Learn Chinese

Jin Au-Yeung, also known as Jin the Emcee, 2003

Why do you think Jin the Emcee boasts about himself so much in this song? Is this typical in this type of song? Does it reflect anything about his status as the first Asian American solo rapper to sign with a major label?

What stereotypes of Asian Americans are mentioned in the lyrics?

Do you think the song reinforces these stereotypes or subverts them?

Compare the song to "The Streets of Cairo," from which it borrows a melody. Why do you think Jin the Emcee samples the older Tin Pan Alley song?

"Learn Chinese" performed by Jin the Emcee on The Rest is History, © 2004. Available on iTunes, Spotify, and YouTube (official video).

Rights have not been secured to reprint the words for this song. Please consult the following online resource for lyrics:

http://www.azlyrics.com/lyrics/jin/learnchinese.html

explicit lyrics

Jin Au-Yeung's (b. 1982) parents, Joe and April Au-Yeung, emigrated from Hong Kong and settled in Miami in the 1980s. Jin attended North Miami Beach Senior High School and by age sixteen had decided that he wanted to become a rapper. In the early 2000s his family relocated to Queens, New York, where he became familiar with the local hip-hop culture.

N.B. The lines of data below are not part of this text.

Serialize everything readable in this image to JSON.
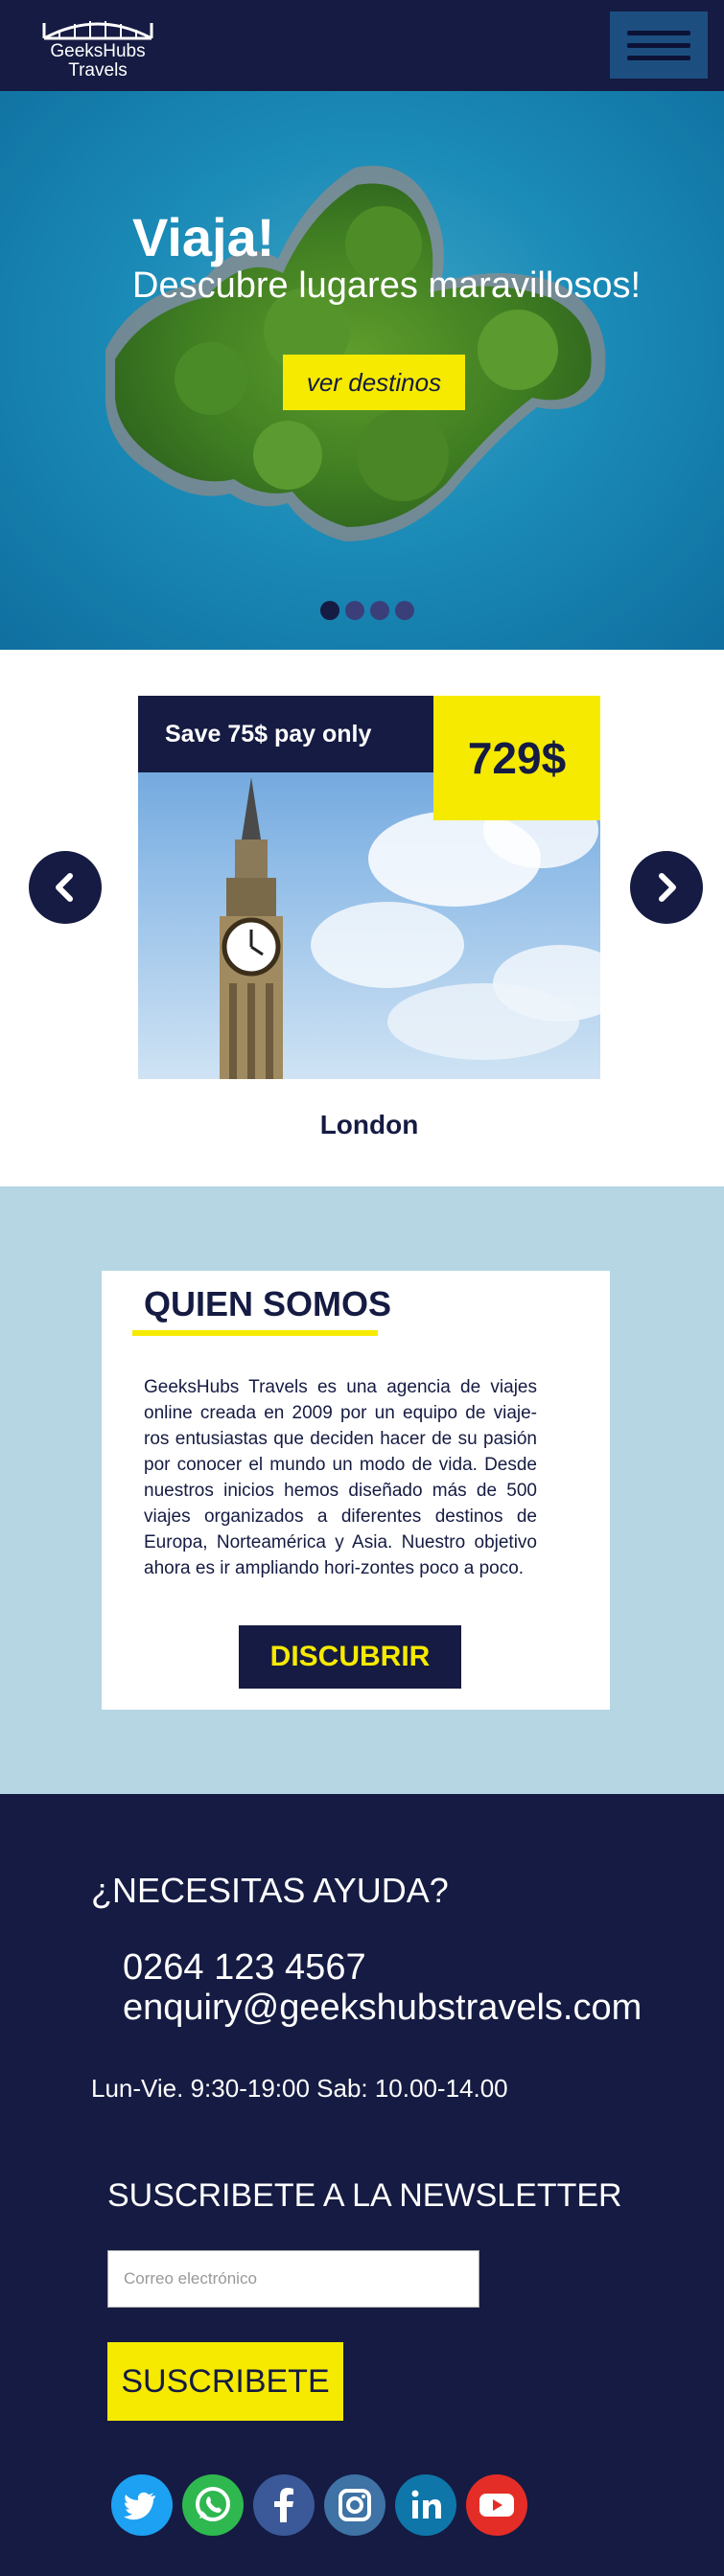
{
  "header": {
    "logo_line1": "GeeksHubs",
    "logo_line2": "Travels",
    "menu_icon": "hamburger-icon"
  },
  "hero": {
    "title": "Viaja!",
    "subtitle": "Descubre lugares maravillosos!",
    "button_label": "ver destinos",
    "slides_count": 4,
    "active_slide": 1
  },
  "offer": {
    "save_label": "Save 75$ pay only",
    "price": "729$",
    "destination": "London",
    "prev_icon": "chevron-left-icon",
    "next_icon": "chevron-right-icon"
  },
  "about": {
    "title": "QUIEN SOMOS",
    "text": "GeeksHubs Travels es una agencia de viajes online creada en 2009 por un equipo de viaje-ros entusiastas que deciden hacer de su pasión por conocer el mundo un modo de vida. Desde nuestros inicios hemos diseñado más de 500 viajes organizados a diferentes destinos de Europa, Norteamérica y Asia. Nuestro objetivo ahora es ir ampliando hori-zontes poco a poco.",
    "button_label": "DISCUBRIR"
  },
  "footer": {
    "help_title": "¿NECESITAS AYUDA?",
    "phone": "0264 123 4567",
    "email": "enquiry@geekshubstravels.com",
    "hours": "Lun-Vie. 9:30-19:00 Sab: 10.00-14.00",
    "newsletter_title": "SUSCRIBETE A LA NEWSLETTER",
    "email_placeholder": "Correo electrónico",
    "subscribe_label": "SUSCRIBETE"
  },
  "social": [
    {
      "name": "twitter-icon",
      "color": "#1da1f2"
    },
    {
      "name": "whatsapp-icon",
      "color": "#2fb84f"
    },
    {
      "name": "facebook-icon",
      "color": "#3b5998"
    },
    {
      "name": "instagram-icon",
      "color": "#3f72a5"
    },
    {
      "name": "linkedin-icon",
      "color": "#0e76a8"
    },
    {
      "name": "youtube-icon",
      "color": "#e52d27"
    }
  ],
  "colors": {
    "navy": "#151b42",
    "yellow": "#f6ea00",
    "light_blue": "#b6d6e3",
    "menu_blue": "#1c4f80"
  }
}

Jin first earned fame when he appeared on the "Freestyle Friday" rap competition on BET's 106 & Park. Attempting to show their dominance over Jin, his mostly African American male competitors often tried to use his race to portray him as an inauthentic rapper. But Jin prevailed, and after winning several weeks in a row he was inducted into the "Freestyle Friday" Hall of Fame and signed with a major label, becoming the first Asian American solo rapper to do so.

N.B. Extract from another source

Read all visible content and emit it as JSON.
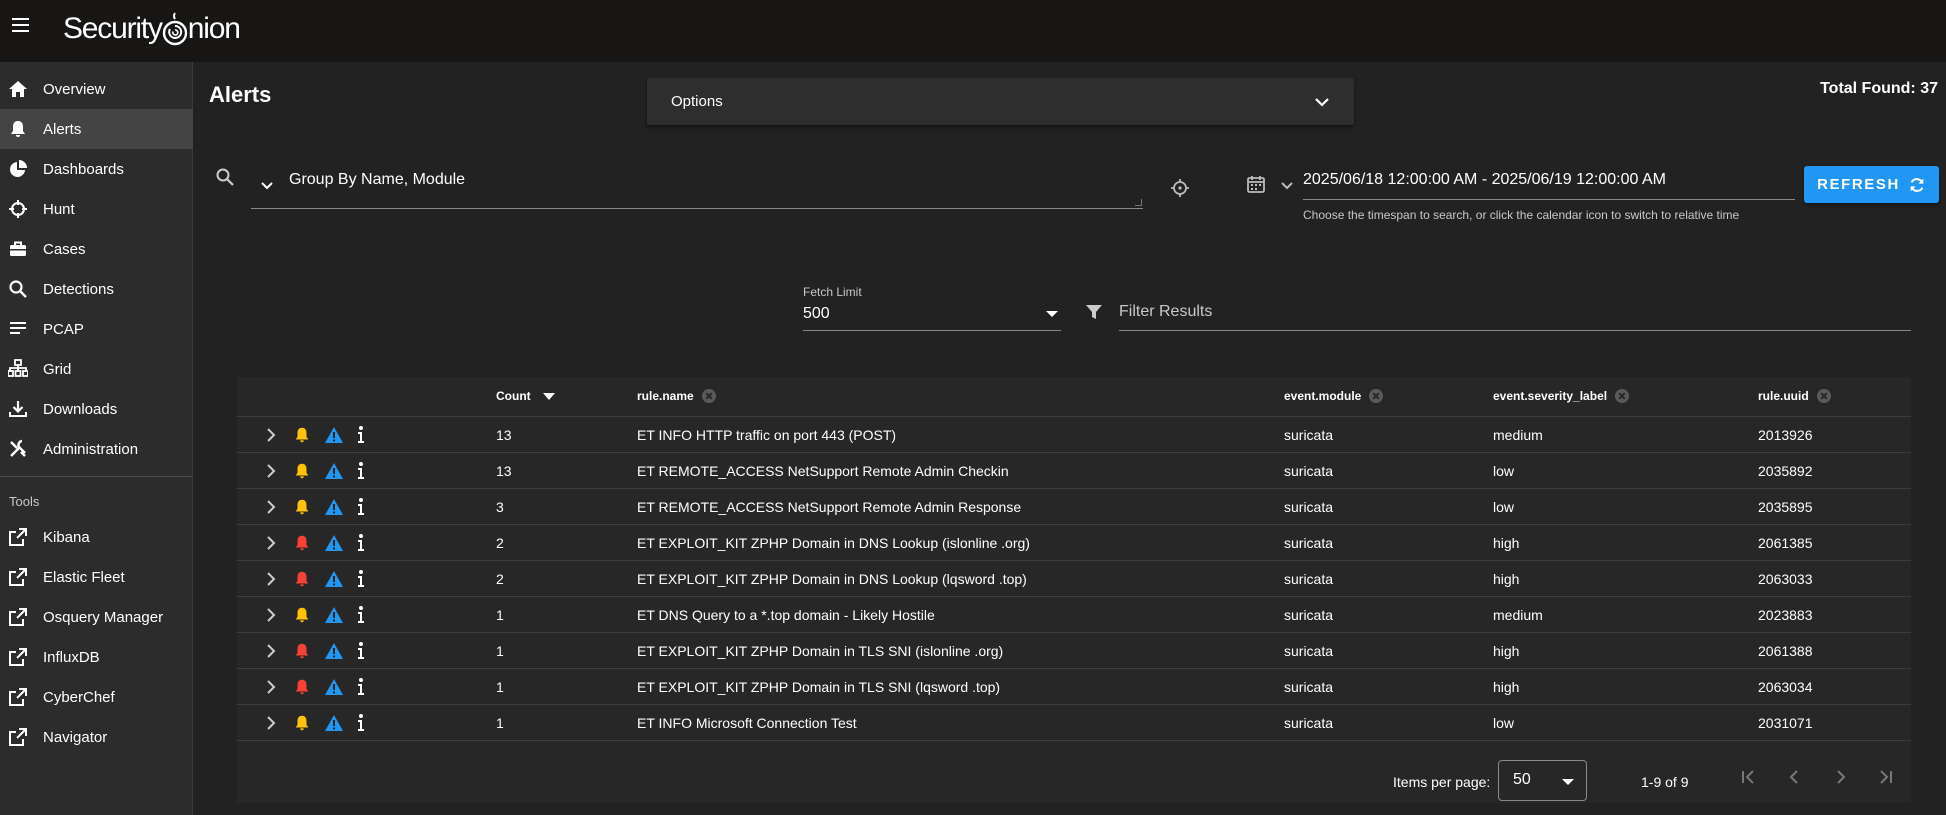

Streets of Cairo sheet music
Sheet music cover for "Streets of Cairo."

"Learn Chinese" was controversial when it was released. Jin foregrounded his race by referencing stereotypes of Asian Americans, such as Chinese-food deliverymen, and by appropriating racial slurs. He had hoped this would make space for Asian Americans to participate in the world of rap, but the song backfired, and he was widely criticized for reinforcing stereotypes. In addition to Jin's rap, "Learn Chinese" features a synthesizer that adds a "Chinese" tone by approximating a Chinese zither and repeating the easily recognizable melody from the Tin Pan Alley song "The Streets of Cairo," published in 1895. Additionally, "Learn Chinese" borrows the orientalist melody of the bridge (sung by Ayeesha) from Jamaican reggae star Yellowman's "Mr. Chin" (1981). Yellowman's song, which describes how he seduced the daughter of Mr. Chin, is transformed in "Learn Chinese" to praise "Mr. Jin."